Michigan Athletic Director Bill Martin called the win a “storybook ending” to the season and the careers of Carr and his seniors. And after a season as emotional and as trying as this one was, nothing could have been more appropriate.

Michigan entered the season regarded as National Championship contenders and favored to win the Big Ten. Consecutive season-opening losses to Appalachian State and Oregon quickly dashed those hopes, and it looked like the Wolverines might have trouble simply ending the year with a winning record.

An eight-game winning streak put them back in contention for the conference title and a Rose Bowl bid. But just when it looked like Michigan was perhaps the hottest team in the country, the back-to-back season-ending losses had the Wolverines hanging their heads.

All that changed in the Capital One Bowl, though. Expected not to have a chance against the Gators, Michigan finally fulfilled the potential that everyone thought it had before the year began. With Hart and Henne healthy and the team fired up to win their longtime leader’s last game, all the Michigan pieces had come together. Everything the experts thought was turned on its head.

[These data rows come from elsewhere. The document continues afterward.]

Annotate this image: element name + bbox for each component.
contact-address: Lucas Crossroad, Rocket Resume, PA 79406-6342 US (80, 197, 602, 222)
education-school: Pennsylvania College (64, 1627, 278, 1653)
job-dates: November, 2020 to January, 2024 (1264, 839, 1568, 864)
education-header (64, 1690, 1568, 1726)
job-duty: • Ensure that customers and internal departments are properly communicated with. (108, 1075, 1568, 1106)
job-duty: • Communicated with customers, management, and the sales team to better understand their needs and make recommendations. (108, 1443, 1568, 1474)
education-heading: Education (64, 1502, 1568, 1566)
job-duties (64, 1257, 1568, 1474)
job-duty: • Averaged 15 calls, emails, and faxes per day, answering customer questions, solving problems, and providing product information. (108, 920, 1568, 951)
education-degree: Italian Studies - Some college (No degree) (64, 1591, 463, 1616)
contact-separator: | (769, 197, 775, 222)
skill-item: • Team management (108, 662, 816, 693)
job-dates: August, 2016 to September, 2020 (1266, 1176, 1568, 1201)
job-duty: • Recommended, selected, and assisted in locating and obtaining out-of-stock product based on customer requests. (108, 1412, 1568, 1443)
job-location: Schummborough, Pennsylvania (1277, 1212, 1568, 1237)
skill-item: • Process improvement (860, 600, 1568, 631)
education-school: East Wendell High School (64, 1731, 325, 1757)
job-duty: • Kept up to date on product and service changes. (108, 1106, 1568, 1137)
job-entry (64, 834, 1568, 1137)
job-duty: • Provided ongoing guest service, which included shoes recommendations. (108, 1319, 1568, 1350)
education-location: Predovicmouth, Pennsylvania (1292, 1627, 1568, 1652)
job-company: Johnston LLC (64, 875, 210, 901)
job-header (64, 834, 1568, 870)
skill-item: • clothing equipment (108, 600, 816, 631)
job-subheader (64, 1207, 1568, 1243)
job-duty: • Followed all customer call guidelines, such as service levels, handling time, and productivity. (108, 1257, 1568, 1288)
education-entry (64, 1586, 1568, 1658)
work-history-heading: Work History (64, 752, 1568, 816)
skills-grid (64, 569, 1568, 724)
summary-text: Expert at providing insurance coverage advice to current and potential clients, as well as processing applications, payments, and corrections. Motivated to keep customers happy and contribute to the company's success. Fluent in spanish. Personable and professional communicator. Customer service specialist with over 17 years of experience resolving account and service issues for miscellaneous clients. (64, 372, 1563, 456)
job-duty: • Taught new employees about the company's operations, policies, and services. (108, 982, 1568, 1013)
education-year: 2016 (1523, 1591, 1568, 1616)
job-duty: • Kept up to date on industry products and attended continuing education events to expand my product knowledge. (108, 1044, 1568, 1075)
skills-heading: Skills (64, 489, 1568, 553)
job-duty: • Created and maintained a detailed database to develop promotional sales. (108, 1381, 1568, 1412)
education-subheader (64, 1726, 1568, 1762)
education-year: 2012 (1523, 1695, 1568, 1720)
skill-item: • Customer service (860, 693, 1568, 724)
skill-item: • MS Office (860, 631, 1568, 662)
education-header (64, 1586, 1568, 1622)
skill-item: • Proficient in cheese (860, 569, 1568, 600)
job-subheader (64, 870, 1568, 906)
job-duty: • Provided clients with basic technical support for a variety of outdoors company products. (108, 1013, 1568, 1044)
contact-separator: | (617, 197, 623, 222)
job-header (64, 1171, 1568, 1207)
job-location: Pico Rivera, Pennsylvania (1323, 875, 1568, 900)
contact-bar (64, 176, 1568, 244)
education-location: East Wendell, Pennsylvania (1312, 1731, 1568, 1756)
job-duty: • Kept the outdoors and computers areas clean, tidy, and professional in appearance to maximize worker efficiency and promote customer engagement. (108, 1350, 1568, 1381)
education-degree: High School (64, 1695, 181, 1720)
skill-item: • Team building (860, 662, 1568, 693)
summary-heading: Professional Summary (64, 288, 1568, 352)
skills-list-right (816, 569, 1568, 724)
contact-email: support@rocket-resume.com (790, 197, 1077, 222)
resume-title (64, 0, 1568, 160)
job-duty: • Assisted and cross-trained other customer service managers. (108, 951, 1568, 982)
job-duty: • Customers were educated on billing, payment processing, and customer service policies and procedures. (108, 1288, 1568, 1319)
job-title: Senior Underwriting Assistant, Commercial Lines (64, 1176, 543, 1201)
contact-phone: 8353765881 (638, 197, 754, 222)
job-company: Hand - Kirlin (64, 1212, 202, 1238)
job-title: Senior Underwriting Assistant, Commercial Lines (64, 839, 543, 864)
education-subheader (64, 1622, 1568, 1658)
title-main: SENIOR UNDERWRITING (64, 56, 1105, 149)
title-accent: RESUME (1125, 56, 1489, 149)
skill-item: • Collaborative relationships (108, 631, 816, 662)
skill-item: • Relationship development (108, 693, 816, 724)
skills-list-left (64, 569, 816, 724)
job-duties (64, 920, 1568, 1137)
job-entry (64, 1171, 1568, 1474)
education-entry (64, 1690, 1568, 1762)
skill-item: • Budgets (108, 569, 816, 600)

Florida’s defense wasn’t too fast for the Wolverine offense, the Michigan defense contained Tebow and Harvin just enough, and the Wolverines managed to control the game in a tough road environment. Not even Florida coach Urban Meyer’s spotless bowl record (4-0) compared to Michigan’s five-game bowl-winless streak worked out “like it was supposed to.”

Or maybe it did.

After all, Meyer, Tebow, Harvin, and almost every contributing member of Florida’s football team will return next season, likely as the No. 1 or No. 2 team in the nation. But for Hart, Henne, Long, Crable, the rest of the Michigan seniors and likely some important juniors, this was an all-important finale.

Now, even with their four losses to Ohio State, even with their National Championship hopes quickly crushed in their senior season, even with Henne and Hart’s injury-plagued seasons, this group of seniors and this coach have a complete, and fittingly finished, work of art to remember.